В маленьком салоне Поль Валери, перехватив Януша, обратился к нему с просьбой. Старый поэт держал под мышкой небольшой кожаный альбом своей дочери. Валери просил, чтобы Падеревский соблаговолил вписать свое имя в этот альбом. Януш обещал ему это устроить, обратился к маэстро, но Падеревский отказался. Он никогда не брал пера в руки сразу же после концерта.
Когда Януш, отойдя от пианиста с недовольной миной, смешался с толпой горцев, его поймал молодой человек, который прибыл вместе с горцами. Это был юнец лет двадцати, очень красивый, загорелый и несколько излишне самоуверенный. Он бросился к Янушу, как к близкому знакомому.
— Я никогда этого не прощу ни вам, ни вашему другу, — сказал он Мышинскому, едва поздоровавшись с ним. — Как можно было так нас бросить!
Януш совершенно не понимал, в чем дело.
— Извините, — сказал он, — но где мы встречались?
— Неужели не помните? У Морского Ока. Я был с моим другом Петрусем… Вы оставили нас в приюте, и потом мы уже не встречались…

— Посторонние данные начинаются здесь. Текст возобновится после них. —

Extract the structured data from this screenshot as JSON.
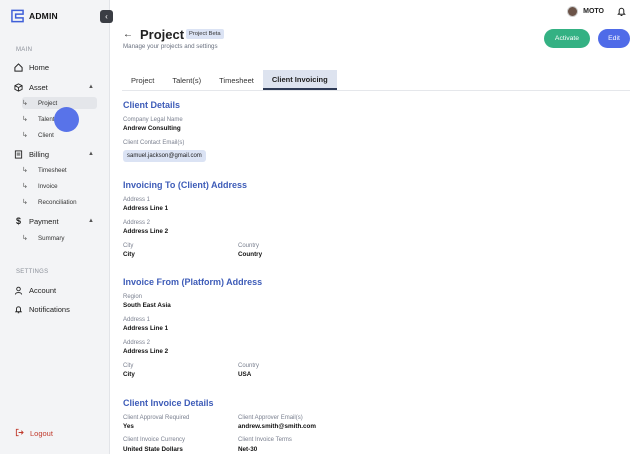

— Ах, пан Рудзек, — припомнил Януш. — Это очень забавно…
— А знаете, я с тех пор уже не покидал Закопане. Остался там навсегда… Мы там кончили гимназию. Петрусь погиб при восхождении на Замарлую Турню сразу же после выпускного экзамена, в прошлом году. А я приехал сюда с горцами. Правда, здорово играют? — спросил он.
— Великолепно, великолепно, — бесстрастно, совсем по-светски ответил Януш. — Ну что ж, до свиданья. Долго ли пробудете в Париже? — спросил он еще и, не дожидаясь ответа, ускользнул в сторону маленького салона.
«Боже милостивый! — упрекал он себя. — Я уже усвоил парижские замашки… Ведь этот парнишка хотел мне что-то сказать…»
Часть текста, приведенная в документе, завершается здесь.